We also run a screen too - sometimes the antibody has fallen to a titre too low to detect. No point wasting time and energy doing a panel when you can just bung it on the analyser

BUNG IT?

"sometimes the antibody has fallen to a titre too low to detect".  This is a common statement regarding this topic.  How often is "sometimes"?  1 in 50? 1 in 20?  1 in 10?  Let's go with the latter...

 

If 10% of the time a hospital sees a patient with a previously known antibody that is no longer detectable, that means that 90% of the time they are performing an unnecessary test as the screen will be positive and additional testing is required.  Doesn't this seem a bit odd?  More importantly, under this scenario, 90% of the time charges are being generated that are unnecessary.

 

I think the 1 in 10 scenario is actually a conservative figure considering the common use of Gel screening which is one of the most sensitive test methods blood bankers use.

 

Personally, I think my focus would be more on what is more likely to occur than what may occur.  That doesn't mean I'm right, it just is the approach I'd use.

"sometimes the antibody has fallen to a titre too low to detect".  This is a common statement regarding this topic.  How often is "sometimes"?  1 in 50? 1 in 20?  1 in 10?  Let's go with the latter...

 

If 10% of the time a hospital sees a patient with a previously known antibody that is no longer detectable, that means that 90% of the time they are performing an unnecessary test as the screen will be positive and additional testing is required.  Doesn't this seem a bit odd?  More importantly, under this scenario, 90% of the time charges are being generated that are unnecessary.

 

I think the 1 in 10 scenario is actually a conservative figure considering the common use of Gel screening which is one of the most sensitive test methods blood bankers use.

 

Personally, I think my focus would be more on what is more likely to occur than what may occur.  That doesn't mean I'm right, it just is the approach I'd use.

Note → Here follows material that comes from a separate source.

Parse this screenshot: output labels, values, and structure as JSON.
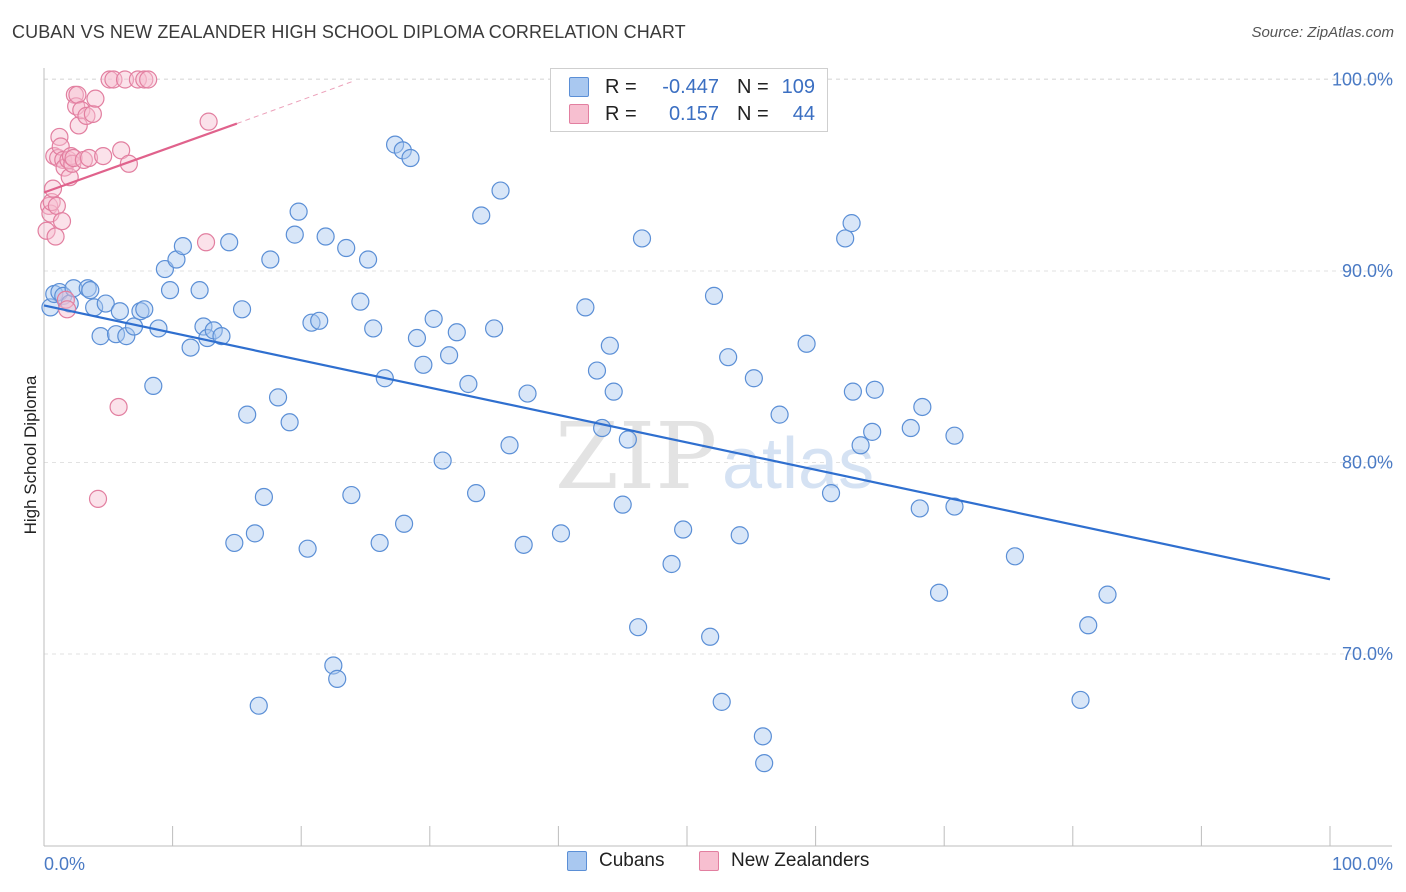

I agree StevenB. And I think the odds are much lower. I calculate 1 in 5,000.   In all my years of reviewing patient's antibody hx carefully and going right to select cells when appropriate,  I only had one instance when antibody was no longer detectable and I found a worthless Lua  in the process. 

I feel like we must be an outlier then because it's almost surprising for us when many patients express antibodies. When you factor in the multiple antibody patients, I would pose that easily more than 1/3 of the samples we work on with patients with previous history of antibodies will not be demonstrating at least one antibody if not more. This is obviously entirely anecdotal but you've raised my curiousity.

But then the antibody screen is useful to eliminate antibodies and make the panel easier to read.

We are going to change next week to doing "selected cell panels" on patients with previous antibodies.  I don't care if the antibody is still there, since we will honor it regardless of reactivity.  I just want to know if there is anything "new".  Why would I want to run an entire panel when I could do the same thing with 3 or 4 cells?

_{We ALWAYS run a screen first, why expend the time and reagents to perform the ID when there is nothing to ID.}

Our policy is to perform antibody screen. If the pattern matches the historical antibodies on file (positive cells are for that previously identified antibody) and there is at least one negative cell, then we crossmatch antigen negative units. We do not repeat the panel unless there is evidence of a new antibody - positive screen cell that is antigen negative for the known antibody; or incompatible crossmatch with antigen negative blood. Then we have option to run entire panel or do selected cell panel.

An antibody screen result from a current sample has to be entered into the LIS in order for us to result crossmatches in the LIS.